I didn't change the source code; just took it as-is and applied the naive
command line "f77 -O montgomery.f". Running the executable file a.out gave:
MIPS RC3240 compiled with f77 -O
Gener Dble Sngl Cmplx Intgr Modlr TrlDiv PrbPrm GCD BinDec Cfrac Geo mean
0.08 0.26 0.23 0.34 0.39 0.46 2.84 0.10 0.63 0.60 0.46 0.36 sec
{This falls between the single-processor Alliant with vectorization and
optimization, and the 6-processor Alliant with V&O, in Geo mean performance.}
For those who desire to bicker about the benchmark's representative-ness
of "real code", or potential lack thereof, here is a teeny bit of profiling
data. A single line of source, marked below with >>>>, is responsible for
over 1/4 of all cycles consumed by the program (dynamically, on RC3240):
do 100 j = 5, NINT(SQRT(REAL(n))), 6 [575]

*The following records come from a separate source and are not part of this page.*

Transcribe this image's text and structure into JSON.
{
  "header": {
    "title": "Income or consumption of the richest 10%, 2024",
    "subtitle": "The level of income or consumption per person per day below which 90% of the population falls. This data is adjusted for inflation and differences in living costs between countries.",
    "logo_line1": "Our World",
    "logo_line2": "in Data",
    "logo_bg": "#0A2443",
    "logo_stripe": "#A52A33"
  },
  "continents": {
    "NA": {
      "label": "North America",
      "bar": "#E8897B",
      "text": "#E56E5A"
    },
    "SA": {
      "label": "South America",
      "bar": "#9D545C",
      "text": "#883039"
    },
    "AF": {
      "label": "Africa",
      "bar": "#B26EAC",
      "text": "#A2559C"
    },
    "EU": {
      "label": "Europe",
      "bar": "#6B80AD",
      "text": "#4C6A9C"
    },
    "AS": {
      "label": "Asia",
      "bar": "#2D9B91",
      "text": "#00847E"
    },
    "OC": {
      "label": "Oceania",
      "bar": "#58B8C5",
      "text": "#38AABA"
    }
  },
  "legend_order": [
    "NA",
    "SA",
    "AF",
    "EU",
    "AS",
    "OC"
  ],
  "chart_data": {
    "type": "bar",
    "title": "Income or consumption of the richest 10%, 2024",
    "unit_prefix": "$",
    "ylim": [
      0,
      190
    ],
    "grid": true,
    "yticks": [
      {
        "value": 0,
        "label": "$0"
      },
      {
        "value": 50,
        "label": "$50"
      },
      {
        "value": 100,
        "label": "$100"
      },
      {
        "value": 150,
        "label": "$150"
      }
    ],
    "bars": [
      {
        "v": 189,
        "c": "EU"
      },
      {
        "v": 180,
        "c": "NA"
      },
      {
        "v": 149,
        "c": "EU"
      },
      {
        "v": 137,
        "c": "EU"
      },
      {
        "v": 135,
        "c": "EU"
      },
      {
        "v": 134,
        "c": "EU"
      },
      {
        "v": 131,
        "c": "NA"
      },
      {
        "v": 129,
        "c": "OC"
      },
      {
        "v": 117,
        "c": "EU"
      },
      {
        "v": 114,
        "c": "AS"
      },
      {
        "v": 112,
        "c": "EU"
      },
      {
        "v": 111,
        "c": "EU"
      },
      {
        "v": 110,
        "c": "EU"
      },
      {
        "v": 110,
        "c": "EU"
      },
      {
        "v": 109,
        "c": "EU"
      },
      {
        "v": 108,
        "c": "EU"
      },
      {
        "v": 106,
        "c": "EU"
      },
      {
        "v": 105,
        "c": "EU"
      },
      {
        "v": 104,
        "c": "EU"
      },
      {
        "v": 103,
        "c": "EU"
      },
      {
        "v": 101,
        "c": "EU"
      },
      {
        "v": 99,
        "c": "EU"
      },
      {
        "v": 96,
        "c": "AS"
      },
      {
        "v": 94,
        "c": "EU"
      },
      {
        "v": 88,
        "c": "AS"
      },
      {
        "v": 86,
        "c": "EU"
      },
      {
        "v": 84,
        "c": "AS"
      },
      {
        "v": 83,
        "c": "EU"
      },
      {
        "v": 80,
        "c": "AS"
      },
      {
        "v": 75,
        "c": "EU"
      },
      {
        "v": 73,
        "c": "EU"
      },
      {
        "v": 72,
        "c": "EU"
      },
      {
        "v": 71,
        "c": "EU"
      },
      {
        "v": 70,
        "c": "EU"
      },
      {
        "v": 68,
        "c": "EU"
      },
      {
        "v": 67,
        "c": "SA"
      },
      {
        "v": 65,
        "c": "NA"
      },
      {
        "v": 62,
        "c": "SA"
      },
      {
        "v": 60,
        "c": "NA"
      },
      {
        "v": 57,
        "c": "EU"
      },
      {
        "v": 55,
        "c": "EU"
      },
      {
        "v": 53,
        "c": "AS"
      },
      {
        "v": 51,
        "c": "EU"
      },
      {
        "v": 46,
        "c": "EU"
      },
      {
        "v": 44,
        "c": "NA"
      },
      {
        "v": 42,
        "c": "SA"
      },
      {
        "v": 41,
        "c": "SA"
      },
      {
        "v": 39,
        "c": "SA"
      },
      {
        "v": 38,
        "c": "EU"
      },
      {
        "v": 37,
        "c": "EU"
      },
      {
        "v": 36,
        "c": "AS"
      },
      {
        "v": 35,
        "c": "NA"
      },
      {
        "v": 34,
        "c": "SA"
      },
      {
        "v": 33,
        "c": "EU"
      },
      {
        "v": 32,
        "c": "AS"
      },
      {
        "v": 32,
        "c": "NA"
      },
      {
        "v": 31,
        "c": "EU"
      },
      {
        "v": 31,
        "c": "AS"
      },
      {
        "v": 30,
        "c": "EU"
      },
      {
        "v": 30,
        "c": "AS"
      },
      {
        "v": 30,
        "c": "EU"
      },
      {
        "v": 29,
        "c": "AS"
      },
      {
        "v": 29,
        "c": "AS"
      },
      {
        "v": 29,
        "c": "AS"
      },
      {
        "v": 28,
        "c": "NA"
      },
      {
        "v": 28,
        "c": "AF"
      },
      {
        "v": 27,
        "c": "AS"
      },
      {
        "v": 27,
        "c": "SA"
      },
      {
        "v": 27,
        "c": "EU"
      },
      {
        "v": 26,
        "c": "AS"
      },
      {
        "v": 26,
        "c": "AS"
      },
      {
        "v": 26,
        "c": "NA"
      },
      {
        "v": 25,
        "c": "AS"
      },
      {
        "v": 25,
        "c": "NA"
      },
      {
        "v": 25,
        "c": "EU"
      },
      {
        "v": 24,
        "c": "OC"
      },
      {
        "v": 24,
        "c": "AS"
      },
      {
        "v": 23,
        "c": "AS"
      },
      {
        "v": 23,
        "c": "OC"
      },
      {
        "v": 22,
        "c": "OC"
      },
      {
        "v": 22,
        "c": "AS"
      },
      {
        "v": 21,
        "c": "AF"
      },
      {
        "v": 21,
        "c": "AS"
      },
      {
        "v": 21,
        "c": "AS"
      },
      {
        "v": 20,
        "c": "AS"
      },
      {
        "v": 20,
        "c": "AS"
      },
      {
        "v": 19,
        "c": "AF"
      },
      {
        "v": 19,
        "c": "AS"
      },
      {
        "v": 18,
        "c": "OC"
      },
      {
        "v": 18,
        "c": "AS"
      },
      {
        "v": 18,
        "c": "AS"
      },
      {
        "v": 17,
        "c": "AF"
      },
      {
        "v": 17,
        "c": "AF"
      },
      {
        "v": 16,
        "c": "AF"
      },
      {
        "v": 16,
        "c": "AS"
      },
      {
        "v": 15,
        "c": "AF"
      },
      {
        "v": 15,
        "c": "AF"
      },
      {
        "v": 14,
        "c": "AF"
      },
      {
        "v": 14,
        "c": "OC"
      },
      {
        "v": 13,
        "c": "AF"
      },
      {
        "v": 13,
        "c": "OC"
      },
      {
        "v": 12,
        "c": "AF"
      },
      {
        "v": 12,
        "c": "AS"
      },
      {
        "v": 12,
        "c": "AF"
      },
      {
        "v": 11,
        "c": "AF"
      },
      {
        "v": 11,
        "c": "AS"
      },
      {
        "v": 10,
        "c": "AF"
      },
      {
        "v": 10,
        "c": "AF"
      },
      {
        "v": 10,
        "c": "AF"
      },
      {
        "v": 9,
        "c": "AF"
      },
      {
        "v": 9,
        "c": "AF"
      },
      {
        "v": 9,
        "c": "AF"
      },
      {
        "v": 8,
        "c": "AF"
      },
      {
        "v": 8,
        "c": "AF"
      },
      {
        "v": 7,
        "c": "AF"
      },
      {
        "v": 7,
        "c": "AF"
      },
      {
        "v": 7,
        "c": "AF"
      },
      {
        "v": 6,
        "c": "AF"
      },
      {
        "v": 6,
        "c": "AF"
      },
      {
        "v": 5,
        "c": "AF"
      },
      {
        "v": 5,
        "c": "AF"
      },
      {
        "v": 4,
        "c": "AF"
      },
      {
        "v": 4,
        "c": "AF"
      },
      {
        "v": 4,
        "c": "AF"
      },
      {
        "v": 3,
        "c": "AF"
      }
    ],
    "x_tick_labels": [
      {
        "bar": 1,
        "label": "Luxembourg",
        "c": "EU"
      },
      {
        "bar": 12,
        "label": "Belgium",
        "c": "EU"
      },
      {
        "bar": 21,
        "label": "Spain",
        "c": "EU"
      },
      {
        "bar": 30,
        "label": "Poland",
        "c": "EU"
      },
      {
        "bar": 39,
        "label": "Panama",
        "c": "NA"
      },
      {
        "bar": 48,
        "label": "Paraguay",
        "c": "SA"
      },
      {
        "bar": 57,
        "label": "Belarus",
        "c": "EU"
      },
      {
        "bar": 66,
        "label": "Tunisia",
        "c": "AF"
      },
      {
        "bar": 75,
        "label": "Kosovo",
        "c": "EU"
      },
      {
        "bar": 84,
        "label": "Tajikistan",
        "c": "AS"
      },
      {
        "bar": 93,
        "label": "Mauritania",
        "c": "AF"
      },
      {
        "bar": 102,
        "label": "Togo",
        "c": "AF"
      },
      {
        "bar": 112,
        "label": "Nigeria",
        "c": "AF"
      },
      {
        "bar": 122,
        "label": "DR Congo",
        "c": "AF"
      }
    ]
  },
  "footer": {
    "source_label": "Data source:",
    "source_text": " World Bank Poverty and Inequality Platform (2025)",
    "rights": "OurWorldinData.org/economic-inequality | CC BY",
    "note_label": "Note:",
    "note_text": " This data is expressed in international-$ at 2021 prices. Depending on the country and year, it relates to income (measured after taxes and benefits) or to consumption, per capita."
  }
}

>>>> if (MOD(n,j).eq.0 .or. MOD(n,j+2).eq.0) then [576]
PRIME = .FALSE. [577]
return [578]
end if [579]
100 continue [580]
Here's the profiler output {for an RC3240, compiled with f77 -O):
procedure (file) line bytes cycles %
-----------------------------------------------------------------------
prime_ (montgomery.f) 576 108 15677188 25.67
... etc ...
Apologies in advance if I did the measurement incorrectly.,
--
-- Mark Johnson
MIPS Computer Systems, 930 E. Arques, Sunnyvale, CA 94086
(408) 991-0208 mark@mips.com {or ...!decwrl!mips!mark}
tihor@acf4.NYU.EDU (Stephen Tihor) (01/10/90)
Curiously I ran this on a VMS VAX under VAX FORTRAN with full error checking enabled and optimizations disabled and got a reasonable integer overflow in the inner loop of INTMUL multiplying IMTMUL\I: 1 IMTMUL\J: 1 IMTMUL\K: 1 IMTMUL\M1(1,1): 235517118 IMTMUL\M2(1,1): 891310209 Those do look large for a 32 integer product. Did I mess something up here?
tihor@acf4.NYU.EDU (Stephen Tihor) (01/10/90)
Curious to try certain VAX and DECsystem copiler options I ran this on a VMS VAX under VAX FORTRAN with full error checking enabled and optimizations disabled and got a reasonable integer overflow in the inner loop of INTMUL multiplying IMTMUL\I: 1 IMTMUL\J: 1 IMTMUL\K: 1 IMTMUL\M1(1,1): 235517118 IMTMUL\M2(1,1): 891310209 Those do look large for a 32 integer product. Did I mess something up here?